September 11, 2009

"Mother goddess" figurines theory demolished

I can't say I ever bought into the whole "Mother goddess" theory. It reeks of a pacifistic/New Age/feminist mindset, is heavy on theory, interpretation, and "symbolism" and light on objective facts.

Ancient figurines were toys not mother goddess statues, say experts as 9,000-year-old artefacts are discovered
Made by Neolithic farmers thousands of years before the creation of the pyramids or Stonehenge, they depict tiny cattle, crude sheep and flabby people.
In the 1960s, some researchers claimed the more rotund figures were of a mysterious large breasted and big bellied "mother goddess", prompting a feminist tourism industry that thrives today.
But modern day experts disagree.
They say the "mother goddess" figures - which were buried among the rubbish of the Stone Age town - are unlikely to be have been religious icons.
Many of the figures thought to have been women in the 1960s, are just as likely to be men.

...

Archaeologist Prof Lynn Meskell, of Stanford University, said: "The majority are cattle or sheep and goats. They could be representatives of animals they were dealing with - and they could have been teaching aides.
"All were found in the trash - and they were not in niches or platforms or placed in burials."
Out of the 2,000 figurines dug up at the site, less than five per cent are female, she told the British science Festival in Surrey University, Guildford.
"These are things that were made and used on a daily basis," she said. "People carried them around and discarded them."

6 comments:

C'est Moi - Selina said...

I agree with you about not buying the whole mother-goddess thing. I always wondered what if they were toys or just some sort of kitchy item. I'll buy into the they were toys idea, but they may not all have been that either. More research people!!! Keep the energy going.

Jim Bowery said...

You have to wonder how many college girls made life-changes based on this sort of academic theory.

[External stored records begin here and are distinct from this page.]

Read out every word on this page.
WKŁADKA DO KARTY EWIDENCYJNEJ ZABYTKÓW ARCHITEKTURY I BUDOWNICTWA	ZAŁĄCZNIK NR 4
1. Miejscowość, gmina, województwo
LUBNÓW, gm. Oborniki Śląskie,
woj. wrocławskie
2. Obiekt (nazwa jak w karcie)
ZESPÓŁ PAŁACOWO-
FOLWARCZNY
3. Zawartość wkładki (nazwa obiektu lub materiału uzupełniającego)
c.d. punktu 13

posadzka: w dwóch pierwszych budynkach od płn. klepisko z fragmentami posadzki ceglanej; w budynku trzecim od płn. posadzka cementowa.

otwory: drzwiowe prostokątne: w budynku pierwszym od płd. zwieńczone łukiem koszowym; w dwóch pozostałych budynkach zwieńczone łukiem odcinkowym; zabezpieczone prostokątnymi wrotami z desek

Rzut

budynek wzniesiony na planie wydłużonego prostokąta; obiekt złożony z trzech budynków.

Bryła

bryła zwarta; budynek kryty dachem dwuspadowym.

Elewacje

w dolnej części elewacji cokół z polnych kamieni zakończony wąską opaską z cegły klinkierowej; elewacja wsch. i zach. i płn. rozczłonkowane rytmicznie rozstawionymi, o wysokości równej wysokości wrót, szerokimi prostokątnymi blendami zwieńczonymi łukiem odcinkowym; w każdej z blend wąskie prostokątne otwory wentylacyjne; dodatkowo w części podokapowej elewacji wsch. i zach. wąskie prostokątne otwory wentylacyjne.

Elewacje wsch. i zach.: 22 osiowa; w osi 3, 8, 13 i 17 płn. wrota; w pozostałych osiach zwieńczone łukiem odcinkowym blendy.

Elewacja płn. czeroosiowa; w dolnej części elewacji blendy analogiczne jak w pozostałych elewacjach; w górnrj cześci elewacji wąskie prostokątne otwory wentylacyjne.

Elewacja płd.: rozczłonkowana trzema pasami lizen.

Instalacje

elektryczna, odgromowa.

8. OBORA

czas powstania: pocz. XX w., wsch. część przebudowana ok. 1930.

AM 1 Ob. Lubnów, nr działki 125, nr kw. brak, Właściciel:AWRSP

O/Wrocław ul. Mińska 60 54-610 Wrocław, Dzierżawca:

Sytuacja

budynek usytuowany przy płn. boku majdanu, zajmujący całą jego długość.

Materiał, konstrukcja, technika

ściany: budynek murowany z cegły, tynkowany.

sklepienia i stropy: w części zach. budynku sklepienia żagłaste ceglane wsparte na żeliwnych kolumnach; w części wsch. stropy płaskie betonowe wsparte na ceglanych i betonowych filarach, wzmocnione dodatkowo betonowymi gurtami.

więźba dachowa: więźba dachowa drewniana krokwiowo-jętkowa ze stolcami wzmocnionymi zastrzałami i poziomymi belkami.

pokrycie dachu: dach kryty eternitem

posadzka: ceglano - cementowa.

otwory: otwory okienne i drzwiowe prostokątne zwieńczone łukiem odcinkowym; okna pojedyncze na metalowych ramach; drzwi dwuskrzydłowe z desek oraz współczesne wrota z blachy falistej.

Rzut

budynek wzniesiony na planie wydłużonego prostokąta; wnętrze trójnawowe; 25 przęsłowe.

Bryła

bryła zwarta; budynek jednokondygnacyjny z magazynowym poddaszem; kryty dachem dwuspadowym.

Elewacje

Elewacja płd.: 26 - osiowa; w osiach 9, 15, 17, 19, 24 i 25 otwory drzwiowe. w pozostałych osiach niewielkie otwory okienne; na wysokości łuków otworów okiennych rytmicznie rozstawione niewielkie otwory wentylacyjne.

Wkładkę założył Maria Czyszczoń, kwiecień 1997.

South Central Haplo said...

of course toys first, gods next.
If the particular culture went in that direction.

hjernespiser said...

Haha, I had figured they might be some sort of porn for men. I bet they were dressed like dollies are today.

sadbix said...

An interesting article, but by lumping in "feminists" with "goddess/New Age" groups in terms of being wrong about the figures you make a serious error. Lynn Meskell, in fact, is one of the leading feminist theorist in archaeology -- and she's the one suggesting the toy theory.

Thanks for the blog, I enjoy it very much!

Maju said...

Casilda Rodrigañez, also a feminist enthusiast of Gimbutas' "Old Europe" equally dismisses the religious interpretation (she's atheist) based on historical data from unrelated places like Cuba at the time of Columbus' arrival, where he tells that the natives made similar figurines, not for religious reasons (they were apparently rather non-religious) but for aesthetic reasons (not really "toys" but just art).

The Mother Goddess theory anyhow is based on Greek and other old European mythology (Basque, Celtic) but guess it's questionable.

More interesting for me is what about the Paleolithic "Venus"? These have been sometimes found in contexts that do suggest some sort of ritual interpretation.